3/31/20

Children of the Corn III: Urban Harvest


NOTE: I did use an African poster (Ghana, if I'm not mistaken), but that's only because...well, look at it.  It's just as zany as the film itself.  Yes, zany.  If I didn't know any better, I'd believe that modifier was created for this thing.  1995's Children of the Corn III: Urban Harvest was directed by James Hickox, brother of Anthony and son of Douglas.  It was a filmmaking family.  I'll let you decide who inherited the most talent.  Now that I've ruminated for longer than two seconds, it was probably sister Emma, an editor.  Crimeny, I'm shitting all over the poor guy and I enjoyed this vacuous kernel!  Watch your step, for there may be other corn puns potted in the soil.

The franchise moves to the big city when adopted brothers Eli and Joshua...sorry, that sounded way too much like the back of a video box.  I miss video boxes.  Anyway, Eli is the younger kin.  He's the evil one.  It takes his family a sweet while to suspect that something unnatural is astir.  What tipped you off, Joshua?  Was it the cornfield that your little bro-bro planted next to an abandoned fucking warehouse?  Seemed shady, did it?  Alright, I'll call it quits with the rhetorical questions.  This whole flick is bonkers.  The school that our children (y'know, of the corn) attend educates multiple grades, but we only ever see older teenagers.  Even if Eli's stature is on the diminutive side, his classmates come off as a wee bit mature.

Whatever.  The acting is substandard.  Heh, I guess I should explain why I prize Urban Harvest.  This is b-movie verdure, pulpy entertainment of the finest caliber.  The pacing is a breeze, the gore is squishy and every ten minutes or so, we get what I call a "spook sting."  Not quite a jump scare.  You've seen them hundreds of times.  It's when a genre nugget (and they are usually dumb nuggets) feels like it has to remind you that you're watching a horror film.  Because remember, the studio deems you doltish, and your intelligence will be insulted.  In the case of Urban Harvest, I don't mind.  It simply adds to the carnival vibe.

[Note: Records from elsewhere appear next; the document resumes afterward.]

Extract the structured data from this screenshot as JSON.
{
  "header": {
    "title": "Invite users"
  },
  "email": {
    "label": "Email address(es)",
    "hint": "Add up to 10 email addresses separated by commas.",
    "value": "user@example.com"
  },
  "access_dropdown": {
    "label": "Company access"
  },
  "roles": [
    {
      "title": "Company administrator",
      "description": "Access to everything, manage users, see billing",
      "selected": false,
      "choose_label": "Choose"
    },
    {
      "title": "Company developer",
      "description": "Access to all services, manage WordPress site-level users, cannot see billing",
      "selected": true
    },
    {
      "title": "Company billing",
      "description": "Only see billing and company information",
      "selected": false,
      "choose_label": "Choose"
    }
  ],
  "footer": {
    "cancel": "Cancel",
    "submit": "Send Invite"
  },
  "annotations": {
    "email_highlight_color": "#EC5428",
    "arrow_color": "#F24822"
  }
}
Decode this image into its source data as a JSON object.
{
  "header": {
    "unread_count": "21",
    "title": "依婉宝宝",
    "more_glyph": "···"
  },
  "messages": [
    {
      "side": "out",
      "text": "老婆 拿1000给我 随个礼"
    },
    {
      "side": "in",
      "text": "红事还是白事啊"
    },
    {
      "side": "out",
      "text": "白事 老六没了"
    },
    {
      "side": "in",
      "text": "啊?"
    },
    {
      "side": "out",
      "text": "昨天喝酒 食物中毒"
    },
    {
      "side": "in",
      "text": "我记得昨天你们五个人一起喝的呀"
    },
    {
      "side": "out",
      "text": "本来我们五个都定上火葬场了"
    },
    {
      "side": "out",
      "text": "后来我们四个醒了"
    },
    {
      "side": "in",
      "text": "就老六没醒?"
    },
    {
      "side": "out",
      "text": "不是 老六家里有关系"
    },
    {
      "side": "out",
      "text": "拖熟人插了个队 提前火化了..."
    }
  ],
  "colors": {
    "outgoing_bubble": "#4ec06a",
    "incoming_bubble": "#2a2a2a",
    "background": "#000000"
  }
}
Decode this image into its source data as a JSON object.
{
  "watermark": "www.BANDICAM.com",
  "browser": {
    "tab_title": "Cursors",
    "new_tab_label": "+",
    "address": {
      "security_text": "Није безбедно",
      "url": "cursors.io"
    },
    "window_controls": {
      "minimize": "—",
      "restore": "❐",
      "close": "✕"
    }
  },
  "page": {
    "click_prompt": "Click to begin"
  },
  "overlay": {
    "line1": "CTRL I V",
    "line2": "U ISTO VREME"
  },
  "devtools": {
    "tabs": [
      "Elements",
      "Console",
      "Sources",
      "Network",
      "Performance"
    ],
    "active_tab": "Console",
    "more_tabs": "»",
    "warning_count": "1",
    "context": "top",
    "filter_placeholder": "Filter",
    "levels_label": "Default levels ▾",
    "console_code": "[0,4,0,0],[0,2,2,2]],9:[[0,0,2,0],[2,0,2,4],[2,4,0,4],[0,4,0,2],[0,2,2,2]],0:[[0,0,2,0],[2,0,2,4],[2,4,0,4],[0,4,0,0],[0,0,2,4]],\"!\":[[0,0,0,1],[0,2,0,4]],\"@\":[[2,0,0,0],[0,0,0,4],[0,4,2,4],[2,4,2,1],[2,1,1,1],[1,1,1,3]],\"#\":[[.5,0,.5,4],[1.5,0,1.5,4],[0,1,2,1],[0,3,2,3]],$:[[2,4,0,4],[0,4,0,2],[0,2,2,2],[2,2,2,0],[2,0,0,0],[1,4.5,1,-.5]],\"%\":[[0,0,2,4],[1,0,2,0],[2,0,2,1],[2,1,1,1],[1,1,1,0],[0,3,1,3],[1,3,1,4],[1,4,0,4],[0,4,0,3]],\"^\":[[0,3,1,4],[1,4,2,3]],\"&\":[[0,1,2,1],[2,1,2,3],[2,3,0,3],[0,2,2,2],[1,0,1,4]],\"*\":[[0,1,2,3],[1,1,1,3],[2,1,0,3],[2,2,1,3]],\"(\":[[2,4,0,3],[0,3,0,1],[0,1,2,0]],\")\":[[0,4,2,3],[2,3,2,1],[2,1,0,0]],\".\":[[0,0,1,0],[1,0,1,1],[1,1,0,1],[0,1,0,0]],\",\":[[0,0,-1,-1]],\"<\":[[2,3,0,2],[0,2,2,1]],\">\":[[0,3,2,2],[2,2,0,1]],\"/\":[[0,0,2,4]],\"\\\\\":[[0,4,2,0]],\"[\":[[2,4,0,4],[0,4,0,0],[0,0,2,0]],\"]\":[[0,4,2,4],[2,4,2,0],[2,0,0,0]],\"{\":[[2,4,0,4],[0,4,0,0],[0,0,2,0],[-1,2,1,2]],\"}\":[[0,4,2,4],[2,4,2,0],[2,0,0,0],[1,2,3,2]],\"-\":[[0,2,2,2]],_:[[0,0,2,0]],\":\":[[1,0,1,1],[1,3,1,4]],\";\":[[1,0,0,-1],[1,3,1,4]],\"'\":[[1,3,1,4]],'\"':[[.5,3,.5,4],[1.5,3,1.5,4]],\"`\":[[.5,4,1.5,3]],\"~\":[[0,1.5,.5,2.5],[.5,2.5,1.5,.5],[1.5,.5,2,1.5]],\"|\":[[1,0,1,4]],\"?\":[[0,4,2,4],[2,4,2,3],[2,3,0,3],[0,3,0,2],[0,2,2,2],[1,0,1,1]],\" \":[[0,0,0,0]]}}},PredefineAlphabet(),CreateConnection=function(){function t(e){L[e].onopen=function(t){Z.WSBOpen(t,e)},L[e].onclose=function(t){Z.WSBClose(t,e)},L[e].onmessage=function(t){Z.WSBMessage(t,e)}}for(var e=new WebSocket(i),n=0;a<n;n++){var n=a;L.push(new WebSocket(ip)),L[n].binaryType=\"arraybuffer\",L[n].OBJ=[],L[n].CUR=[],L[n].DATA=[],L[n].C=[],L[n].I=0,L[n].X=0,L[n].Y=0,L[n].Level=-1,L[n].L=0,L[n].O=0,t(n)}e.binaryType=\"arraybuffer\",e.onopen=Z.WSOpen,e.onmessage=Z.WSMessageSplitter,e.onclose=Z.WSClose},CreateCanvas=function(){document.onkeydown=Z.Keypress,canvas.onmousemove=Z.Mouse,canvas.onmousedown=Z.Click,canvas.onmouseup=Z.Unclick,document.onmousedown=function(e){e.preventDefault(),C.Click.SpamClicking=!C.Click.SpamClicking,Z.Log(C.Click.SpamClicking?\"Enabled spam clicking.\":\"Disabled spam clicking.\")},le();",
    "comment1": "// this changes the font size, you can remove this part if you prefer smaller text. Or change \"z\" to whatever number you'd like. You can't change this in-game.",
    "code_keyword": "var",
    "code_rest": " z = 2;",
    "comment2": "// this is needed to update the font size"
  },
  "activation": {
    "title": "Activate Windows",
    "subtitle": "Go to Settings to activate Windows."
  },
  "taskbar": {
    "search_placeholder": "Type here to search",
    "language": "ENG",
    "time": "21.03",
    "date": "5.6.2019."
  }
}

I can't express how easy it was to view this scroungy sequel.  I'm making it sound base and tawdry, but in all honesty, it was produced reasonably well.  Hickox is no slouch behind the camera.  Urban Harvest had the slender, yet comfortable budget that any other direct-to-video Dimension property was afforded.  It's all very felicific.  In particular, I loved the scene where Joshua's buddy is attacked by roots and stalks in a nasty, spine-stretching way.  A few of the death sequences reminded me of 1995's Night of the Scarecrow, but I'm not crying ripoff.  After all, Children of the Corn III: Urban Harvest was shot in 1993.  Why it fermented on the shelf for two years, I have no idea.

Fun motion picture.  I don't know if it's on your favorite streaming service, you entitled millennial, but hey!  HEY!  Give it a whirl.